Şimdiki gençler bizden daha kötü değiller, ancak onları anlayabilmemiz için çaba gerekiyor.
Bulgaristan nüfusunun yüzde 72’si şu dört kuşakta doğma – 1946-1964 yılları arasında dünyaya gelen “baby bumers”- “patlama” kuşağı, 1965-1979 yılları arasında doğan X kuşağı, 1980-1995 yılları arasında dünyaya gelen Y kuşağı ve 1996-2009 yıllarında doğan Z kuşağı. An yaşlı kuşağı tanımlayan cümle “Sonuna kadar çalışacağım” cümlesidir. X jenerasyonu ise biyolojik yaşlarından daha genç hissetmeleri ile biliniyor. Y kuşağı “Ben hakediyorum” prensibi ile hareket ediyor. Z kuşağı ise “Değişim sen ol” sözünü seviyor.
Psikolog Dilyana Veleva BNR Sofya’ya verdiği söyleşide şunları belirtti: “Kuşaklar değerlerine göre ayrılıyor.

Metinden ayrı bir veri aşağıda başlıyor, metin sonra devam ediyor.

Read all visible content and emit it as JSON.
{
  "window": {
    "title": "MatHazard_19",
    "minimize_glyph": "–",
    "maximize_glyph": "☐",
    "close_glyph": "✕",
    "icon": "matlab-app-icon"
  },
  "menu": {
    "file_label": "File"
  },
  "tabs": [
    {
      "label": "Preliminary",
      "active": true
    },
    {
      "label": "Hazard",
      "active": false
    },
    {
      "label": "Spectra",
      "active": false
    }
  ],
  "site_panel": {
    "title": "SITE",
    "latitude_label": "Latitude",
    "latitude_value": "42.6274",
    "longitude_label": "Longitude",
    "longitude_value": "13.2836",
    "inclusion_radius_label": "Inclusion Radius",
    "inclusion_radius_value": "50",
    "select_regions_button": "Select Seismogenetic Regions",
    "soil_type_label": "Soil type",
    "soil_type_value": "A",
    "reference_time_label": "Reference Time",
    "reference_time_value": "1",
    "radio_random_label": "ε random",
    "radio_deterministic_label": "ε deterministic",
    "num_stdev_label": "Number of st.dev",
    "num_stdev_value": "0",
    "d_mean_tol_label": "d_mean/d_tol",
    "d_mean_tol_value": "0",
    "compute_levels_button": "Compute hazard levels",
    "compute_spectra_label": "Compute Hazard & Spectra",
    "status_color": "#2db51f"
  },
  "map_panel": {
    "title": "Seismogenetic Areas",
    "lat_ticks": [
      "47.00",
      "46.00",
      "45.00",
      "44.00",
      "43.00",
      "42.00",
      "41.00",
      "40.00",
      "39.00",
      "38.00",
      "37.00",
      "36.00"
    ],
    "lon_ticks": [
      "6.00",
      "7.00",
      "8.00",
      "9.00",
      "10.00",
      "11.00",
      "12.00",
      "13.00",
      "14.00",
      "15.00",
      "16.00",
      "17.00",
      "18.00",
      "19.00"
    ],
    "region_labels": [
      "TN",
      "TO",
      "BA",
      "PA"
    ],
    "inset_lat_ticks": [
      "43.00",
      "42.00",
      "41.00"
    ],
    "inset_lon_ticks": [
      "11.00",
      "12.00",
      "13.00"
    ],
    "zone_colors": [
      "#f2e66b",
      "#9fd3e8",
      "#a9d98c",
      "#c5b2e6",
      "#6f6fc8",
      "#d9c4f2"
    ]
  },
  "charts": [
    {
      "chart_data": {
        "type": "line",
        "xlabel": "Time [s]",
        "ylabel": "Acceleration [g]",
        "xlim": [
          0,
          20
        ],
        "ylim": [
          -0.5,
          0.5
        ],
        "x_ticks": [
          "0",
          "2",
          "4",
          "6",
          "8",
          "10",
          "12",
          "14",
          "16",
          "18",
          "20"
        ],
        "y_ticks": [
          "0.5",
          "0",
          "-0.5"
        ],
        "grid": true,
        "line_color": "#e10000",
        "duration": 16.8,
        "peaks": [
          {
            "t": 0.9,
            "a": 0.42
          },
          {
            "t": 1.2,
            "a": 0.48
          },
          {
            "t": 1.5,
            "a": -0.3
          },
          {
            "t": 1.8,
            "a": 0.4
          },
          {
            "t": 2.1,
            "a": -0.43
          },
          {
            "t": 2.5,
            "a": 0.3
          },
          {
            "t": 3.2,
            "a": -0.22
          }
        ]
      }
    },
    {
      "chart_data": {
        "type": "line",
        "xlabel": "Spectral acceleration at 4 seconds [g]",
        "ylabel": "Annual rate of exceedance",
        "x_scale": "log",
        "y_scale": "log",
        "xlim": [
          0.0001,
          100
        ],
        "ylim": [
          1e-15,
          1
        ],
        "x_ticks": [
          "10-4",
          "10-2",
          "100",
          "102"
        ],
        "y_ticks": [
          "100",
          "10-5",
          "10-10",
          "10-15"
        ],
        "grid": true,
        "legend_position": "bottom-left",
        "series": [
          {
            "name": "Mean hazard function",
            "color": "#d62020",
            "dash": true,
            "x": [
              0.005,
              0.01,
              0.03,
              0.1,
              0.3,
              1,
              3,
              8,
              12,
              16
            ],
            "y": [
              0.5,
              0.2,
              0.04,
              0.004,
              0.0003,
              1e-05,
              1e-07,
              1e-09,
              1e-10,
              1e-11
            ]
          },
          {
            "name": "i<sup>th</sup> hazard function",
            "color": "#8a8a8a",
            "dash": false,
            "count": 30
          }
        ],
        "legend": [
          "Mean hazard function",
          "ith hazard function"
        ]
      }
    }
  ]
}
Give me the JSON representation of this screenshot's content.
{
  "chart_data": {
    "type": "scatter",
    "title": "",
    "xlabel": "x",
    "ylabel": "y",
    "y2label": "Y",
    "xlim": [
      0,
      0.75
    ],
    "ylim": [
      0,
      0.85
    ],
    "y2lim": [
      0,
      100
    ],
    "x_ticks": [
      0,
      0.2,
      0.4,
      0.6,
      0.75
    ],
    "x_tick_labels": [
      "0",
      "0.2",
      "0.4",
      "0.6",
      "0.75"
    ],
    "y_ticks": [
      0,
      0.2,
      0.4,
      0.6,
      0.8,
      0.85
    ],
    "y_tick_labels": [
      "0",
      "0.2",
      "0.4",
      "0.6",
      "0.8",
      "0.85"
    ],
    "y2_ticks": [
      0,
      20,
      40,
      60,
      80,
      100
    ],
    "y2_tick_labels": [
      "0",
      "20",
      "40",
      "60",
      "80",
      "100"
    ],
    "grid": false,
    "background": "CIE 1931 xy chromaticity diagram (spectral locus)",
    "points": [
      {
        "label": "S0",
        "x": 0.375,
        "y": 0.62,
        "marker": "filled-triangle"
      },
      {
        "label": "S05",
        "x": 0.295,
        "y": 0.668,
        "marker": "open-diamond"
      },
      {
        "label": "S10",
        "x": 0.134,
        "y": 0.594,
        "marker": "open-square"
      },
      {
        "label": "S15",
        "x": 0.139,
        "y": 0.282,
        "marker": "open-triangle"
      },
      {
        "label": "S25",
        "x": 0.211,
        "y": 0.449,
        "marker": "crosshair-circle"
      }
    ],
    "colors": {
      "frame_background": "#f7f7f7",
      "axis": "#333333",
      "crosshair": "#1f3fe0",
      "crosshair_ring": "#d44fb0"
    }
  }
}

Değerler parametresine göre, birbirine yakın kuşaklar “patlama kuşağı” ve X kuşağı. Ve daha genç kuşaklar Y ve Z de yine değerler bakımından birbirine daha yakın.
Daha yaşlı olan “patlama kuşağı” ve X kuşağı daha fazla aile değerlerine, güven sağlanmasına önem verirken, gençlerde aile değerleri çok fazla rağbet görmüyor, hatta Z kuşağı gençlerinden bazıları ne aile kurmak ne de çocuk sahibi olmak ismediklerini belirtiyor.
Diğer sınır çizgisi de kuşakların bilgi akışı içinde nasıl büyüdükleri. O nedene hayatlarında önemli bir seçim yapmaları gerektiğinde Y ve Z kuşağı daha fazla bilgi kaynağından bilgi almaya alışıklar ve internet ortamında bilgi aramaya ailelerine kıyasla daha yatkınlar.”
Psikolog İvan İgov ise: “Hayatlarını kısmen dijital ortama taşımaları ve iletişimlerini tamemen farklı bir seviyede yürüten gençler giderek daha anlaşılmaz oluyor. Ancak onlarla iletişim kurmak istiyorsak, onları anlamak zorundayız” dedi ve şöyle devam etti:
“Zamanında bizler soyut-mantık modeli ile iletişim kuruyorduk, ancak şimdiki gençler akıllarında birleştirdikleri şekiller ve resimler aracılığı ile iletişim gerçekleştiriyor. Onlar için en büyük değer, özel hayatları ile iş, perspektif ve kariyer arasında denge kurabilmek. Bu kuşak ile ilgilenen herkes görecek ki, bu gençler sürekli telefonları ile meşgul.Yaşlılar ise bunun kendilerine karşı kasıtlı bir davranış olduğunu düşünerek kırılıyorlar. Ancak kasıtlı bir tavır değil bu. Gençlerin telefonları ile meşgul iken aynı zamanda daha başka şeyler de yapabildikleri anlaşılıyor. Öyle ki, bu yeni kuşak bizden daha kötü değil, ancak bizlerin onu anlamak için çaba sarfetmemiz gerekiyor.”
Dilyana Veleva “Önceki kuşaklar, hayatlarında güven araması, güven olması ile bağlantılı olmalarından dolayı uzun süre aynı işte kalıyorken, daha genç kuşaklar yeni şeylere açık ve daha “mobil” davranıyor” dedi ve şöyle devam etti:
“Z kuşağı, nceki kuşaklar gibi öyle fazla fazla çalıştığı şirkete bağlanmıyor. Yani gençler daha ziyade her bir anda kendileri için daha iyi olanı arayan birer bireyci; birisi onlara daha iyi bir şey teklif ettiği an onlar hemen onu seçiyor. Bu tavır özel ilişkilerine de yansıyor, o nedenle gençlerin daha az süreli çok fazla irtibatları var.”
Uzmanlara göre, evlerin ofise dönüştürüldüğü, Covid-19 krizi koşullarında da yine genç kuşaklar yeni ortama en fazla adapte olanlar oluyor.